A classic book first published in 1949 and still going strong. A new edition in 2020 from Oxford University Press includes some wonderful sketches of the wildlife described. It is a work of outstanding literature and a foundational text in wildlife ecology and ethics. A story from a certain time but timeless in sharing insights into the life of plants and animals and the impact of humanity on the wildernesses of America.

Aldo Leopold was born in 1887 and became a forester with the US Forest Service and in 1933 he moved into academic life as a Professor in Wisconsin. He bought himself a rundown small farm with sandy soil that was best left for the wild animals. He spent hours watching nature in all weathers and seasons in and around the farm. The first half of the book describes life around the farm through each month of the year.

There are two spiritual dangers of not owning a farm; the danger that you think breakfast comes from the grocery store and that heat comes from the furnace. That thought introduces a wonderful piece of literature as he describes sawing down of an old oak tree struck by lightning. As the saw cuts through the growth rings, he describes highlights from different years and decades that the tree has witnessed. ‘We cut 1899, when the last passenger pigeon collided with a charge of shot near Babcock, two counties to the north; we cut 1898 when a dry fall, followed by a snowless winter, froze the soil seven foot deep and killed the apple trees.’

No doubt one of the continued appeal of the book is the wonderful way everyday moments are described. ‘The wind that makes music in November corn is in a hurry. The stalks hum, the loose husks whisk skyward in half-playful swirls, and the wind hurries on.’ It is a joy to read.

There is a serious message in the second half in the stories of nature from a broader canvas across America. Mechanisation, the culling of predators, hunting for sport and wider human interference in nature is beginning to impact on wildlife and their habitat. Leopold expresses concern for a ‘shrinkage in cultural values… and ethical restraints.’
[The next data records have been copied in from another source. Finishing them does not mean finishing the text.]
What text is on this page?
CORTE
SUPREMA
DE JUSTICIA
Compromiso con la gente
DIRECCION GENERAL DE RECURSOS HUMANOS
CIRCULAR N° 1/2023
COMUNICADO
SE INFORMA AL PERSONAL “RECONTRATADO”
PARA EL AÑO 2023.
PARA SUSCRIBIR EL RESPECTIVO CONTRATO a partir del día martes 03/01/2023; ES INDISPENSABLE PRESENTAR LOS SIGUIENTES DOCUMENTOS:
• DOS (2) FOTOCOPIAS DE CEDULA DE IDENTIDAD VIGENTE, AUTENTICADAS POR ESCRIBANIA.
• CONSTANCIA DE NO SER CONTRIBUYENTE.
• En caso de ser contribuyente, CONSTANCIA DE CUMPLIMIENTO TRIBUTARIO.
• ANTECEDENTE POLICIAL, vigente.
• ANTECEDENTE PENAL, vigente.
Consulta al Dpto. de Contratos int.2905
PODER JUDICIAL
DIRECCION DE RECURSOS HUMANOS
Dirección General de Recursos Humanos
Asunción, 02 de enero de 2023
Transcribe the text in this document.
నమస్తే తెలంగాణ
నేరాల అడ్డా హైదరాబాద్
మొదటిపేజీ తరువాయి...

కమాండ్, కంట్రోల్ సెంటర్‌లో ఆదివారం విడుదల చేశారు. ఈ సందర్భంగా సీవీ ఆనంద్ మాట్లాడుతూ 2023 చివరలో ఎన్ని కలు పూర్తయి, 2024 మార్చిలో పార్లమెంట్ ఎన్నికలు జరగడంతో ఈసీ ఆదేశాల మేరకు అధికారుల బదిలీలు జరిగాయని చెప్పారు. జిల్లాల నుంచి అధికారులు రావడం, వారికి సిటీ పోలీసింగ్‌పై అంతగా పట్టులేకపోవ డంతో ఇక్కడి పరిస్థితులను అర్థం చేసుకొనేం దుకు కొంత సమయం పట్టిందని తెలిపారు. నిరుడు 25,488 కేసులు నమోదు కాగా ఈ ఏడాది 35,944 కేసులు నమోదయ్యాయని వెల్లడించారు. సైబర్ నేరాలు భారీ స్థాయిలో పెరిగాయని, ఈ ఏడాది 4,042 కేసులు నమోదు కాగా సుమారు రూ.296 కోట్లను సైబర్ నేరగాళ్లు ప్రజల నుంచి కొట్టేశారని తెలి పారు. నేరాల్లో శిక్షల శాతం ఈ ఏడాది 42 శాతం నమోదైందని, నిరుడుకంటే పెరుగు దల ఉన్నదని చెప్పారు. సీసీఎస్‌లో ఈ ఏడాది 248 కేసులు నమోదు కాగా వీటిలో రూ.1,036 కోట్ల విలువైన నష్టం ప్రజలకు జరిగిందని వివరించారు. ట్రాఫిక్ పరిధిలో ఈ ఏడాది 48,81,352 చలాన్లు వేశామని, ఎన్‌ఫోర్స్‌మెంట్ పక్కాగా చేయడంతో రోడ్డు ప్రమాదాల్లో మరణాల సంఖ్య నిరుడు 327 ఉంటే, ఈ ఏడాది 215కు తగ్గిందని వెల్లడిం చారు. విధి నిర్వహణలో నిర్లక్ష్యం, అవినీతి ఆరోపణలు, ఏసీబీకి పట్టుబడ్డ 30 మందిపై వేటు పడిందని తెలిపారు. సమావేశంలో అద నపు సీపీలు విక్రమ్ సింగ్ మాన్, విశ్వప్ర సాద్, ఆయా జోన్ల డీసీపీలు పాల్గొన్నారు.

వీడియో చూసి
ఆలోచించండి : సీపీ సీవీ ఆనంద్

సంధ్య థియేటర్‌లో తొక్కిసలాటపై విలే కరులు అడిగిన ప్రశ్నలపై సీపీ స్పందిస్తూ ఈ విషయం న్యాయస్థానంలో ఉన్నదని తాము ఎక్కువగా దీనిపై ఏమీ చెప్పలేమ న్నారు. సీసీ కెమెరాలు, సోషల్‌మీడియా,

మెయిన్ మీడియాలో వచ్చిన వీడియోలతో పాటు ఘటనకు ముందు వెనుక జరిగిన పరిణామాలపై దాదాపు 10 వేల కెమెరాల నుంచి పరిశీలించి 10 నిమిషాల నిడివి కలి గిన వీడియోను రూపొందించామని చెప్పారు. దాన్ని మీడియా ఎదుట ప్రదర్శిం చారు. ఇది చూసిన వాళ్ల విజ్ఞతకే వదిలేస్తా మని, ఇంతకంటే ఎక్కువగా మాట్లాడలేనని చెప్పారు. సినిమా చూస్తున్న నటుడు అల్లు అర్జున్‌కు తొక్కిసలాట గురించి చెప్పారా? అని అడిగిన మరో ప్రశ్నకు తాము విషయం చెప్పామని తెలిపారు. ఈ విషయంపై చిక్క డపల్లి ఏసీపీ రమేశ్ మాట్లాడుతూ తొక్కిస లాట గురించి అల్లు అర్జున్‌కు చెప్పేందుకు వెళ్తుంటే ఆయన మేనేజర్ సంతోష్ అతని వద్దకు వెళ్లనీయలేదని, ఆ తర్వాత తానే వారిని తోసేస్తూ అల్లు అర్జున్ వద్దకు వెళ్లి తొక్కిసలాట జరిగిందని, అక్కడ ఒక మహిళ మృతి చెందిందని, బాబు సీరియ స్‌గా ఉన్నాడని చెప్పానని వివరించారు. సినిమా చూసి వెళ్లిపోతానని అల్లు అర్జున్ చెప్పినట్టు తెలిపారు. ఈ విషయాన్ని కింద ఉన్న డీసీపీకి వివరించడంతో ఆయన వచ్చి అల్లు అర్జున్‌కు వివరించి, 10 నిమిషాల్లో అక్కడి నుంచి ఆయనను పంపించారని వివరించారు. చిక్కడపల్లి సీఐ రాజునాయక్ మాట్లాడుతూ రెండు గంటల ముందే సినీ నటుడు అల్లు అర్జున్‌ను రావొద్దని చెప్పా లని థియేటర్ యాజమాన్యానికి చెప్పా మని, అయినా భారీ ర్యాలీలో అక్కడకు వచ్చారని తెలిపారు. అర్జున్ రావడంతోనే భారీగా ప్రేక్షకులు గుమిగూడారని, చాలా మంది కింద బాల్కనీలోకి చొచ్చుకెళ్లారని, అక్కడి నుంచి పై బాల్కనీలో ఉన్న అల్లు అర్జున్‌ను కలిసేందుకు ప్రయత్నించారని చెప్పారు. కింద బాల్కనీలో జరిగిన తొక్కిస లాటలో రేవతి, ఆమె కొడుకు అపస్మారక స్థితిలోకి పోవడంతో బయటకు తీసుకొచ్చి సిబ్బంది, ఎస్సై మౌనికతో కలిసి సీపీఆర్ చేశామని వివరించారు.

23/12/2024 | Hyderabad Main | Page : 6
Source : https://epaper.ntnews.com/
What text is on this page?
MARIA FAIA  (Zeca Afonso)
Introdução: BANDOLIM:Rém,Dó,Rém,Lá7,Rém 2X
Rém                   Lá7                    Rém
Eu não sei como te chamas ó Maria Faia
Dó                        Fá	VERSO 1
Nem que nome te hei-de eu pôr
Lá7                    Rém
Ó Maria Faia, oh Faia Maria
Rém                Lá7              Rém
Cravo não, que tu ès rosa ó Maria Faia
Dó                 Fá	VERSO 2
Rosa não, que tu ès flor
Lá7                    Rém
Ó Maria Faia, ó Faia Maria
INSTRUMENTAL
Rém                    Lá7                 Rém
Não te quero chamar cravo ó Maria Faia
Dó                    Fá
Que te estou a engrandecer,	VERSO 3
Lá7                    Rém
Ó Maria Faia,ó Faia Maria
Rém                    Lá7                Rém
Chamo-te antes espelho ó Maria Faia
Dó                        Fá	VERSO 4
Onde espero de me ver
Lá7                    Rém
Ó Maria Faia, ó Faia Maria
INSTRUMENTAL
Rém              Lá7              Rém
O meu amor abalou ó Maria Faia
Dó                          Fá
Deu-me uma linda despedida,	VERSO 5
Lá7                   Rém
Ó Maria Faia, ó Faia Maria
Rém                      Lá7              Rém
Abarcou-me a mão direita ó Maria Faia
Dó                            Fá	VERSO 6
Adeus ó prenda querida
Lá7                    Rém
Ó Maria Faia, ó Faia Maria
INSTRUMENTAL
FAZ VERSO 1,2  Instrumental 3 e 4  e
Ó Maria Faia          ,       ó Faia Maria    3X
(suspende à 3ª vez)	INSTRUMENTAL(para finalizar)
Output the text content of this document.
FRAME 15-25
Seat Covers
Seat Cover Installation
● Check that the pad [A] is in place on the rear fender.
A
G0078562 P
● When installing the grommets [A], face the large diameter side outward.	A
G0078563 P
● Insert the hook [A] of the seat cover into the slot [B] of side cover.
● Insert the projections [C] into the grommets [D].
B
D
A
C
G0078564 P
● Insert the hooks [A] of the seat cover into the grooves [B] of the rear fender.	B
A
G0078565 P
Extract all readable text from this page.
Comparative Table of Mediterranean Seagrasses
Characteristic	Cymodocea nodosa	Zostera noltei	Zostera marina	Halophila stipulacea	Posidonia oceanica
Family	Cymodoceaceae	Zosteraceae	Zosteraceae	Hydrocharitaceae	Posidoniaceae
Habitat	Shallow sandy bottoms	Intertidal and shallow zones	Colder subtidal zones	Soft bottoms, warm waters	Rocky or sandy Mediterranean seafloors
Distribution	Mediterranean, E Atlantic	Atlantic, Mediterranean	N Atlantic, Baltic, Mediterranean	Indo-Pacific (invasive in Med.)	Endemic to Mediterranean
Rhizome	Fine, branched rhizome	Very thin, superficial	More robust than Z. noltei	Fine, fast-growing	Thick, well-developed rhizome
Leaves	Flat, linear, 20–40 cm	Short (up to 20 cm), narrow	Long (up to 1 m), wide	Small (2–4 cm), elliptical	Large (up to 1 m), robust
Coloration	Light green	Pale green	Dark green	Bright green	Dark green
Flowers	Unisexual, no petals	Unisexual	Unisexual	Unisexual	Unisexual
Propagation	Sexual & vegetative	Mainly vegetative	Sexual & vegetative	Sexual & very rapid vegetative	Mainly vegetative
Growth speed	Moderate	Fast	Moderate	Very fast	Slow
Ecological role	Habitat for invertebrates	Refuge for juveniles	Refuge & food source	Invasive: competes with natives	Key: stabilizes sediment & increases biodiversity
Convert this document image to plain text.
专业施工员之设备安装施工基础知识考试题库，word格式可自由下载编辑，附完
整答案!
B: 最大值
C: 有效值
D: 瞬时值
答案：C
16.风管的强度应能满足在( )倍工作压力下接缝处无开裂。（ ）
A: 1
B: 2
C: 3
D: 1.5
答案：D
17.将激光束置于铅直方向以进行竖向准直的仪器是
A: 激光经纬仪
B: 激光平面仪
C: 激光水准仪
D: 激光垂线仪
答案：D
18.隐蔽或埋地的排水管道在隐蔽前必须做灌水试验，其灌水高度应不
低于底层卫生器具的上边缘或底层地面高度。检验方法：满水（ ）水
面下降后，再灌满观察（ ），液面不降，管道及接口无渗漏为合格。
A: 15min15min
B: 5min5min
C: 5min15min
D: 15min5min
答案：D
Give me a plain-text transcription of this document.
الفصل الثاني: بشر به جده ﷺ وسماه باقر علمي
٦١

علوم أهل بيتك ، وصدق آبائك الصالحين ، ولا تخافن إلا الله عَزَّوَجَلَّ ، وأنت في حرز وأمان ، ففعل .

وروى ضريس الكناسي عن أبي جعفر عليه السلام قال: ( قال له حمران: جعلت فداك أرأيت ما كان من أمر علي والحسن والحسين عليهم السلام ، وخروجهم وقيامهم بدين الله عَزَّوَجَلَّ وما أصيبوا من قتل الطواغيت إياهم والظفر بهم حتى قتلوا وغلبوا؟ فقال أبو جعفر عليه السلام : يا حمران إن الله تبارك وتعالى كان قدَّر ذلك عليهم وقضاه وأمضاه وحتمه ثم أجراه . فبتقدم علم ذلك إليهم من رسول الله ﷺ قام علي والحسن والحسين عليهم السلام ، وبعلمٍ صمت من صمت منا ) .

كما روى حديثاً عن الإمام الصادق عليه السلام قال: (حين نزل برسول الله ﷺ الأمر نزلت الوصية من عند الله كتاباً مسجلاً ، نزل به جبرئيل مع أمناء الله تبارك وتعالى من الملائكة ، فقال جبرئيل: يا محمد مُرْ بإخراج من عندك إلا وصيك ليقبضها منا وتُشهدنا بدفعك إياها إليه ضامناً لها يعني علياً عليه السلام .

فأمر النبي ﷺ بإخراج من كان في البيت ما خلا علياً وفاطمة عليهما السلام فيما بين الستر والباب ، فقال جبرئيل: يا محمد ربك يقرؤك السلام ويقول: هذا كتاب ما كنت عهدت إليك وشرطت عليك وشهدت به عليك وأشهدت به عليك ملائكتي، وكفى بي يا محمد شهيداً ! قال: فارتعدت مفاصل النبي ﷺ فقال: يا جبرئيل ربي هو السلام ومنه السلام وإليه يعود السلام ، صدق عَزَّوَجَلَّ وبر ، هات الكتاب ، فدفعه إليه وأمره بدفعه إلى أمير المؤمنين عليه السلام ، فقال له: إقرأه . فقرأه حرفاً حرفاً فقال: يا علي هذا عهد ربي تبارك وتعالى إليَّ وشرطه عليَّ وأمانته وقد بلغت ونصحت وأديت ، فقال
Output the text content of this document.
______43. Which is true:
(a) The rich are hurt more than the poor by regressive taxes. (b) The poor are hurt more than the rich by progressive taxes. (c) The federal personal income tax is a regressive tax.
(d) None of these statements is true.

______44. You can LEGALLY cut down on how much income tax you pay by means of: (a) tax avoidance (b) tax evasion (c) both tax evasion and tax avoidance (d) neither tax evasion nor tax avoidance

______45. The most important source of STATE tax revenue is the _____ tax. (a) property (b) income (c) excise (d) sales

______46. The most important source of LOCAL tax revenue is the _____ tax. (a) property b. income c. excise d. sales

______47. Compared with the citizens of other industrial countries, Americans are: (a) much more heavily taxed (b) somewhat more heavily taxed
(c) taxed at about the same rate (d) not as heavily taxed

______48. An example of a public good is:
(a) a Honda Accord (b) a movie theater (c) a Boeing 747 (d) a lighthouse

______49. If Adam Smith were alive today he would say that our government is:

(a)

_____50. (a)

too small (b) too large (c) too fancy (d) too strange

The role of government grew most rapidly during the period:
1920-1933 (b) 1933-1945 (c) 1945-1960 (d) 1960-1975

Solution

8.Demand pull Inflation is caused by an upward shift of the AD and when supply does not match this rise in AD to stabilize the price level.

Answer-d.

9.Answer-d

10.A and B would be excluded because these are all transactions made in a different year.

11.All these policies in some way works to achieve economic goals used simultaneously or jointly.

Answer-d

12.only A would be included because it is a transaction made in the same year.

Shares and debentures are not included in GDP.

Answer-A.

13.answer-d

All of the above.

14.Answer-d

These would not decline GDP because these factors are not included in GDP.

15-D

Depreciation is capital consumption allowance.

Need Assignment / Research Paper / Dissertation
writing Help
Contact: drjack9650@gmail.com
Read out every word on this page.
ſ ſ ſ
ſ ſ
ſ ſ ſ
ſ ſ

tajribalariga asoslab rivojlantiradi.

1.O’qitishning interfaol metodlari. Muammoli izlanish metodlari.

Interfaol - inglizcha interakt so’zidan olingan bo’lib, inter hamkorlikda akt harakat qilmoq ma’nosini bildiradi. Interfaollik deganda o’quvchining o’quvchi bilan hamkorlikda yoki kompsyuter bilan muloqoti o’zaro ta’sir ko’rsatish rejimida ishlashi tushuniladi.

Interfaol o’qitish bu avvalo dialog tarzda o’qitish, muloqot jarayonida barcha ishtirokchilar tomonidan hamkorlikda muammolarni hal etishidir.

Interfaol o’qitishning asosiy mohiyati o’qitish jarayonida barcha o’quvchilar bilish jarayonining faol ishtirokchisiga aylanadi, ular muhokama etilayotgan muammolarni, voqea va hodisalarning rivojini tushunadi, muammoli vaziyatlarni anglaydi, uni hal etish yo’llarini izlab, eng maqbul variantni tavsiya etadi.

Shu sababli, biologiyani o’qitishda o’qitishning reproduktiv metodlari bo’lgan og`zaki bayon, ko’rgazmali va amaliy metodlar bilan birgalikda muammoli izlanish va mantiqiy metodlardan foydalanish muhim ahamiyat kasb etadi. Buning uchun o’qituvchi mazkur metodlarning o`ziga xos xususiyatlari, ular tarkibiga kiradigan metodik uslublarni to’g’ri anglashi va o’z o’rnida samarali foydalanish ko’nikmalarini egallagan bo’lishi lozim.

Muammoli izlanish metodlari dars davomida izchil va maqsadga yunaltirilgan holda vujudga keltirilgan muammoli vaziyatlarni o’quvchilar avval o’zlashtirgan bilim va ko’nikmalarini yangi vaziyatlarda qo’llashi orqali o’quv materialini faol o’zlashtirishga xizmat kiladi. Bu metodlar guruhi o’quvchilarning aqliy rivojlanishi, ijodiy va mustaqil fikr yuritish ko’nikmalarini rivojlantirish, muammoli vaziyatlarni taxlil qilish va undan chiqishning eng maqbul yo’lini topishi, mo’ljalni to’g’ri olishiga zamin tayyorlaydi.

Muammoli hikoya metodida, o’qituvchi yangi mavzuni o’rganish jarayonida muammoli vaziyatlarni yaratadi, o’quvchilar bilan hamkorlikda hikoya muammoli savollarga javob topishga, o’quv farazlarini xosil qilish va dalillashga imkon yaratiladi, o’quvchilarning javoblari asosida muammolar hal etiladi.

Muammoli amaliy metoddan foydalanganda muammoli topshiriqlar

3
The final part is possibly one of the earliest expressions of a ‘land ethic’. Leopold argues for the value of nature. Land is regarded as property. ‘The land-relation is still strictly economic, entailing privileges but not obligations.’ He suggests that individuals are members of a community of interdependent parts and that the community has to be extended to include soils, waters, plants and animals. Humanity has to move from being conquerors of the land to being ‘plain members and citizens of it.’

This is a foundational text of environmental ethics. I suspect Leopold would be disappointed and upset that the destruction of the wilderness habitat has continued at a pace beyond his worst nightmare. Economic self-interest continues to dominate decision making in relation to nature. Economists are beginning to include the value of nature in their models – a value that cannot often be expressed in financial terms. The Dasgupta Review published at the beginning of February 2021 has made the clear economic case for valuing biodiversity. Sadly, it is over 70 years since Leopold drew our attention to the impact that our economic self-interest is having on the environment. Back in 1949 he wrote that the ‘evolution of a land ethic is an intellectual as well as an emotional process.’ This book engages both the intellect and emotion.